There are real alternatives. In precisely those places where the current system has reached a dead end, we see a steadily-building explosion of new proposals and new experiments, new ideas and new activism, and above all a new basis for hope. Worker-owned firms are being developed in many parts of the country. In Boulder, Colorado a powerful movement to take over and municipalize the private utility holds out the promise of actually dealing with local sources of global warming. In several cities variations on the inspiring Mondragón cooperative network approach are being developed.
Strikingly, the recent financial crisis brought de facto nationalization of General Motors, Chrysler and A.I.G, once the largest insurance company in the world. Although all were re-privatized after public bailouts saved them from collapse, what might happen in the next crisis — or the one beyond — is by no means a closed question. Our task is to bring together (and extend and expand upon) the growing number of experiments and new strategies, and then forge a coherent new systemic direction that can help guide us as we build what comes next.

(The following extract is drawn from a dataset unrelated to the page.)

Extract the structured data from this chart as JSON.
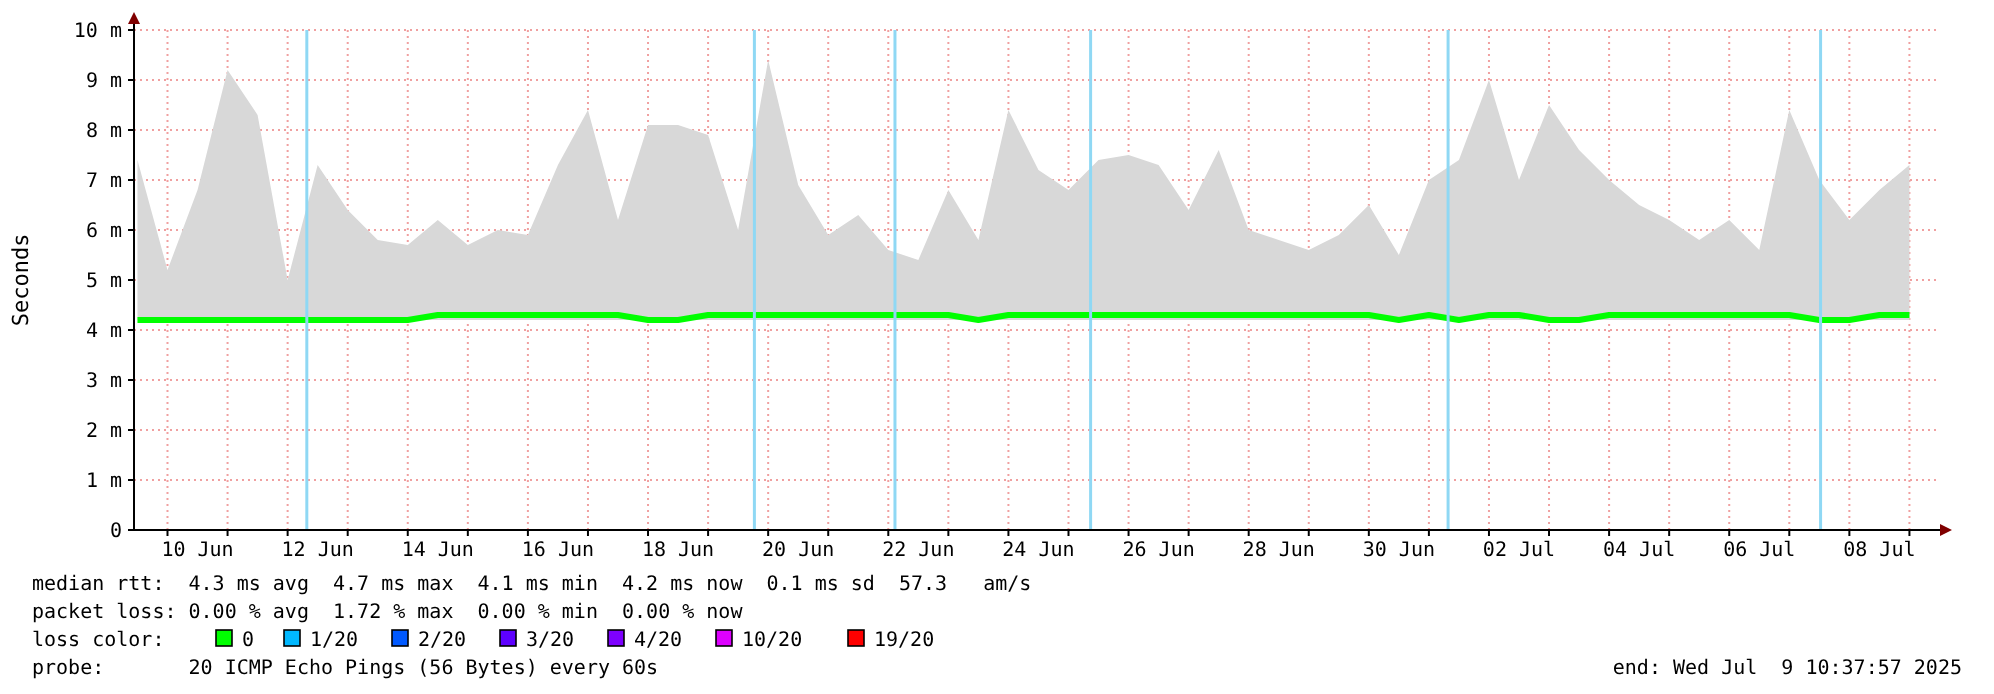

A tall order? Certainly. But history reminds us that easy pessimism is both dis-empowering and often wrong. The Civil Rights Movement, the feminist movement and the movement for marriage equality all began at moments when very little seemed possible. Nor was the collapse of the Berlin Wall and the Soviet Union, or the apartheid regime in South Africa, expected or predicted by conventional views of what was possible at the time.
Many progressives today also forget how marginal today’s right-wing ideas were in the decades before 1980. Indeed, the ideas and beliefs currently dominating American politics were once regarded as ridiculous by the mainstream press, politicians and most serious scholars. Serious conservatives, however, saw their opening, and worked self-consciously to develop and propagate their ideas over the long haul. If we can roll up our sleeves and get organized and serious about really tackling the system question, about building a new system of political economy, there are grounds for optimism that deep and far-reaching change is possible.
Recent surveys of public opinion indicate a radical openness to something new just below the surface of conventional media reporting. People between the ages of 18 and 29 slightly favor the word “socialism” over the word “capitalism” (49 percent to 46 percent). In 2012 Merriam Webster, publisher of the widely used online dictionary, noted that the two most looked-up words that year were “socialism” and “capitalism.”
Today’s young people, of all races and national origins, increasingly recognize that if nothing changes they will likely be worse off than their parents were. Even as the elderly and the middle-aged begin to stir, there’s no stronger ally imaginable than a generation realizing that without a next system, they may not have a future.